Que reste-t-il donc aux musiciens ? La peur. D’où le conformisme. Va-t-on prendre le risque d’oser des choix véhéments et forts, de faire éclater un rêve original et superbe ? Mais si cela ne marchait pas ? Si cela ne passait pas ? Si cela ne plaisait pas aux décideurs ? Cela voudrait dire qu’on n’est pas une valeur sûre. Que ça n’est pas vendable. Et, plus d’éditeur, plus de concerts, plus d’élèves… Or évidemment, les artistes en tant qu’inventeurs ont toujours un temps d’avance sur les commerciaux qui possèdent la science de faire fructifier ce qui a été identifié comme valable. Lorsque la peur est trop forte, on aura donc soin de cultiver un conformisme conforme aux attentes (supposées) des décideurs du milieu musical commercial.
Et lorsque le rapport de force entre les éditeurs – qui ont bien besoin de bons musiciens à éditer – et les musiciens – qui ont bien besoin d’éditeurs pour faire connaître et exister leur travail – se fausse en faveur des éditeurs, alors la mécanique s’enraye, et la crise apparaît à l’horizon.

Il existe deux sortes de publics culturels auxquels s’adresser, de quoi résultent deux manières de procéder qui émanent des orientations naturelles aux deux points de vue – culturel et commercial – que nous évoquions tout à l’heure.

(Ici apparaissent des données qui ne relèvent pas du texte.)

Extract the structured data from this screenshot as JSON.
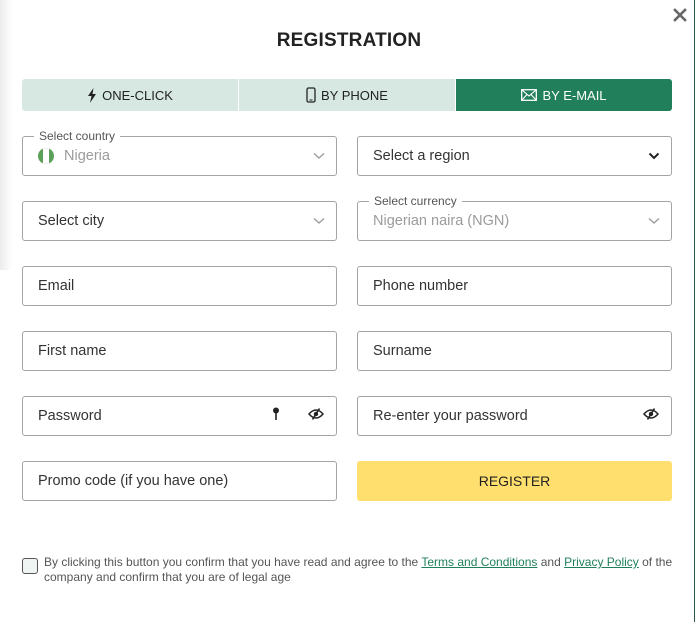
{
  "dialog": {
    "title": "REGISTRATION",
    "close_icon": "close-icon"
  },
  "tabs": [
    {
      "label": "ONE-CLICK",
      "icon": "lightning-icon",
      "active": false
    },
    {
      "label": "BY PHONE",
      "icon": "phone-icon",
      "active": false
    },
    {
      "label": "BY E-MAIL",
      "icon": "envelope-icon",
      "active": true
    }
  ],
  "form": {
    "country": {
      "legend": "Select country",
      "value": "Nigeria",
      "flag_icon": "nigeria-flag-icon"
    },
    "region": {
      "placeholder": "Select a region"
    },
    "city": {
      "placeholder": "Select city"
    },
    "currency": {
      "legend": "Select currency",
      "value": "Nigerian naira (NGN)"
    },
    "email": {
      "placeholder": "Email"
    },
    "phone": {
      "placeholder": "Phone number"
    },
    "first_name": {
      "placeholder": "First name"
    },
    "surname": {
      "placeholder": "Surname"
    },
    "password": {
      "placeholder": "Password"
    },
    "password_confirm": {
      "placeholder": "Re-enter your password"
    },
    "promo": {
      "placeholder": "Promo code (if you have one)"
    },
    "register_label": "REGISTER"
  },
  "consent": {
    "text_before": "By clicking this button you confirm that you have read and agree to the ",
    "terms_link": "Terms and Conditions",
    "text_mid": " and ",
    "privacy_link": "Privacy Policy",
    "text_after": " of the company and confirm that you are of legal age",
    "checked": false
  },
  "colors": {
    "accent_green": "#21805b",
    "tab_inactive_bg": "#d6e8e1",
    "register_yellow": "#ffe06e",
    "flag_green": "#5aa05a"
  }
}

Une direction artistique saine va créer une programmation de haute qualité, riche et variée. De là résultera la venue d’un public connaisseur et extrêmement fidèle, exigeant et très présent. Nous connaissons ces festivals de grande réputation qui existent souvent depuis plusieurs dizaines d’années : tous les concerts ou représentations ou presque se jouent à guichet fermé. La quantité de public est à peu près constante, quel que soit le programme proposé. Une grande partie de ce public s’installe en résidence pendant la durée du festival et s’abonne à tous les spectacles. Confiant dans le goût d’une direction artistique qui répond à ses propres exigences, il sait que chaque artiste, œuvre ou programme inconnu sera l’occasion d’une heureuse découverte. Lorsque les années ayant passé, il faut remplacer la direction artistique, ce sera presque toujours une succession très difficile, qui pourra avoir des conséquences désastreuses : ce public exigeant et connaisseur, s’il est trompé dans ses attentes, ne revient plus, et c’est sans appel. Il va donc s’agir alors de renouveler le public, ce qui veut dire mobiliser un public qui réponde aux orientations données par la nouvelle direction – si orientation il y a. Sinon, on passera à des choix commerciaux.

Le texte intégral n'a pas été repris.